Мы тоже это надо. Беженский дневник

Гукк Альвина
Сегодня пятое апреля две тысячи шестнадцатого года
Сегодня вторник

Первой в класс пришла Кадиша (50 лет): в той же голубой вязаной кофточке, с веселенькой красной матерчатой сумочкой в руке, у нее широкий лиловый шарф ниспадает с головы  на узкие и еще прямые плечи; юбка на ней  черная и неопределенная, в  ее не ансамблевом ансамбле она ей  не важна, резиновые шлепки тоже не существенны, зато сдержанно-мягко светятся глаза на ее лице, сияющем губами стареющей пунцовой розы.  Восток же.

За нею идет Фатима, моя любимочка, (11 лет). Она, здороваясь, уже смотрит на меня, старается  головку прямо держать, не опускает ее растерянно, и, самое приятное,  начинает  быть инициативной.  Вот сегодня  она у доски сосредоточенно оглядывается, поворачивается  ко мне, вопросительно протягивает тетрадку, я вижу в  ней написанную прописью  сегодняшнюю дату.  Я поняла: она хочет ее написать на доске, но я жду, как  она это скажет. Она кивает в сторону доски и задает «весь вопрос»: «Мугалимме?..»  Но уже хорошо, что она добровольно хочет выйти к доске  и писать!

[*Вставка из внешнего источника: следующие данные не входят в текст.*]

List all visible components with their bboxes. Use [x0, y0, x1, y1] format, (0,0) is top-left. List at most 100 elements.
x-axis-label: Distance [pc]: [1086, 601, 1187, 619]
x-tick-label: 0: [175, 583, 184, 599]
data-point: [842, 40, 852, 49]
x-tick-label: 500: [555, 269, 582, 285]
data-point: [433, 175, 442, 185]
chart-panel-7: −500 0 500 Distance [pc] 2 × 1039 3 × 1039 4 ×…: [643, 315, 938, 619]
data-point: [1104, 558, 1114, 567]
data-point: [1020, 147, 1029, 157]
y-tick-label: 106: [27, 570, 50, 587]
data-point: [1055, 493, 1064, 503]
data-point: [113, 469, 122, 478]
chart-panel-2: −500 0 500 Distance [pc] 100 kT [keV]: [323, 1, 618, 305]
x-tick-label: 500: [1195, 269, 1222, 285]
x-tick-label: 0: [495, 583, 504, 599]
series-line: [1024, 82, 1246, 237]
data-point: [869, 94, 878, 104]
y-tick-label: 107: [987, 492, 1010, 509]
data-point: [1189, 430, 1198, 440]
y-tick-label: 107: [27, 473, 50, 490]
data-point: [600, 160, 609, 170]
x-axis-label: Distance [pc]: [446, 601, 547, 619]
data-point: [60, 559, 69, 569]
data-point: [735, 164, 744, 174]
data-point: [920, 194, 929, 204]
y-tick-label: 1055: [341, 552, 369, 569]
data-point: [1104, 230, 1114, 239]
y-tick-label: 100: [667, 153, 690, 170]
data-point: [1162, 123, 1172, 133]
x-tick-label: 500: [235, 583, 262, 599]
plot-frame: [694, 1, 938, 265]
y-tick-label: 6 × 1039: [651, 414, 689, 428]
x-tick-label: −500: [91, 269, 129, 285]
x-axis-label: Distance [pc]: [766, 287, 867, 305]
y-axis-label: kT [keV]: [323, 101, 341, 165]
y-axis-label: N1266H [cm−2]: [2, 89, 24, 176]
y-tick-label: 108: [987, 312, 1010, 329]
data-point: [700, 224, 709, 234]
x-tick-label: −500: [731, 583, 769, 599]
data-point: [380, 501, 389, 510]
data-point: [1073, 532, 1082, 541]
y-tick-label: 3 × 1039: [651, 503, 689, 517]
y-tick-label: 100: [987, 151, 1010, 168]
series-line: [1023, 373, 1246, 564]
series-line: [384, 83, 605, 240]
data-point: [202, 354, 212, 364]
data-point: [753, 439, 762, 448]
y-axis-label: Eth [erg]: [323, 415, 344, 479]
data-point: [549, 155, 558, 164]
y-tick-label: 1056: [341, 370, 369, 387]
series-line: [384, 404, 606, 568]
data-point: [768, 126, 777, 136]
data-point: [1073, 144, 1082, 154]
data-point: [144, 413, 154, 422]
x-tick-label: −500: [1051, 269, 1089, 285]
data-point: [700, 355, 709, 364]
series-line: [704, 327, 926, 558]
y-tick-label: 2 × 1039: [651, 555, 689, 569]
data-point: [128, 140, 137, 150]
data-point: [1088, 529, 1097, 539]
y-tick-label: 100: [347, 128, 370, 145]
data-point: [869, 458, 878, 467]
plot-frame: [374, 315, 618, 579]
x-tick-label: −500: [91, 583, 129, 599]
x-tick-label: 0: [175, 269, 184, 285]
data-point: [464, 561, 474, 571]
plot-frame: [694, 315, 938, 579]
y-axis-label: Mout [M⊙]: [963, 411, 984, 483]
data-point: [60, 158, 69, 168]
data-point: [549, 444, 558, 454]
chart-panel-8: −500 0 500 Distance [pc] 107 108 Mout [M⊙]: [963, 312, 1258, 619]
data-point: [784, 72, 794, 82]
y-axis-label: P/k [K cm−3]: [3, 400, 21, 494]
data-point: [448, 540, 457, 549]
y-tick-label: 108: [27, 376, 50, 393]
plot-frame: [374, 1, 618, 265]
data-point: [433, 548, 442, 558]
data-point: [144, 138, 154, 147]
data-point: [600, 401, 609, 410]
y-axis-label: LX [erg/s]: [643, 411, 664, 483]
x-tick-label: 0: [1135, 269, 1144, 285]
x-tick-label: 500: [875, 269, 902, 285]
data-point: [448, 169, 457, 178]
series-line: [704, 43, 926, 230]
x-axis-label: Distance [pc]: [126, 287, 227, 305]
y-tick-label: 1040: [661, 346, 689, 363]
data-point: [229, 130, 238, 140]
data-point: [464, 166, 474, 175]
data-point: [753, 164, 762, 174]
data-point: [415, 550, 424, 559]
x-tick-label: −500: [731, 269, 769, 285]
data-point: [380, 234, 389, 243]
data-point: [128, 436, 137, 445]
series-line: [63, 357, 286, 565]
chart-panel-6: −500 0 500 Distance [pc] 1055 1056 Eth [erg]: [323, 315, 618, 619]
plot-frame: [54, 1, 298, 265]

Написание даты на доске одним  из учеников  - это наша ежедневная вступительно-собирательная разминка, в ней постепенно пробуют себя все.  Я надеюсь, что при этом  каждый  осмысливает цифирки-числа дня,  названия месяцев, текущий год - все надо написать прописью, - ну и длиннющее же это  слово в немецком языке,  дата должна помогать им  заучивать и  год  собственного рождения, и тут же мы учим дни недели.
 
И вот Фатима еще до начала занятия начинает царапать  мелом дату, которая  по ихнему «тарих». Это я уже от афганцев усекла, (по-казахски тарих  - история,  смысл прослеживается).
 
Айюб (19 лет), брат Фатимы, у него глаза лисьи, волосы то ли крашенные, то ли свои такие натурально-рыжие, свитер разношен,  джинсы заношенные, в шлепках на босу ногу, заходит, протягивает мне ногу(!) и говорит целую фразу, наверное, готовил ее заранее, и это хорошо, он объясняет мне свое (три учебных дня) отсутствие:
«Извиняю себя этим, колено, один, вот это, тумор,  гнить, госпиталь, очень болеет."
Тут Айюб регистрирует  нахождение  у доски своей сестренки-тихони, начинает улыбаться и потом вообще довольный всем, громко смеется и садится за стол.
 
Следом за ним стремительно появляется, тоже весь деловой и,  не типично для моих ученичков киношно красивый,  высокий Резаа (21 год), сейчас он в немецком сильнее всех,  он идет  тоже к доске, удивленно-несогласно смотрит на девочку, но я ему тут же даю «работу»:
«За-крой, пожалуйста, окно. От-крой, пожалуйста, дверь.»
Он, неуверенно оглядываясь на меня, ватными ногами   пошел в нужных направлениях,  сделал правильные действия и остановился вопросительно посреди класса. Я говорю ему: «Супер!» Это действительно здорово,  он запоминает быстро целые выражения,  мне точно нужно будет  для него задания посочинять.
 
Шаоиб, новенький, (30-35 лет, его данные надо еще с ним  выучить), входит в класс со смурным,  неопределенным взглядом. На его лице чертыхнутие переживаний от первых встреч с немецким языком, он  кладет на стол  замусоленые листочки  двух прошлых занятий и начинает шевелить губами:
«Моя имя есть... Я есть... Меня зэвуать...»

Тут опять открылась дверь, вместе с шумом, с голосами, вваливается масса (четверо) здоровых, носатых, крепких мужиков,  сбоку от них какими-то маленькими смотрятся две женщинки, а  впереди их всех снежинками из сказки влетели две совершенно одинаковые  девчушки  очень малых годиков  и они весело опустились  у телевизора в углу  - там без звука идет «Том и Джерри»,  и сидит один мальчик.
А из ввалившейся носатой массы один, наверное, их спикер,  заявляет мне,  и это вдруг почти  по-русски: 
«Уважаемая, нам  это сообщили, здесь делают  немецкие уроки, мы тоже это надо,   мы от Грузия».
Откуда?
Остальные утвердительно закивали и на своем языке что-то мне  стали горячо говорить.

Пошел пятый месяц моего учительства в общежитии для беженцев из стран Ближнего Востока.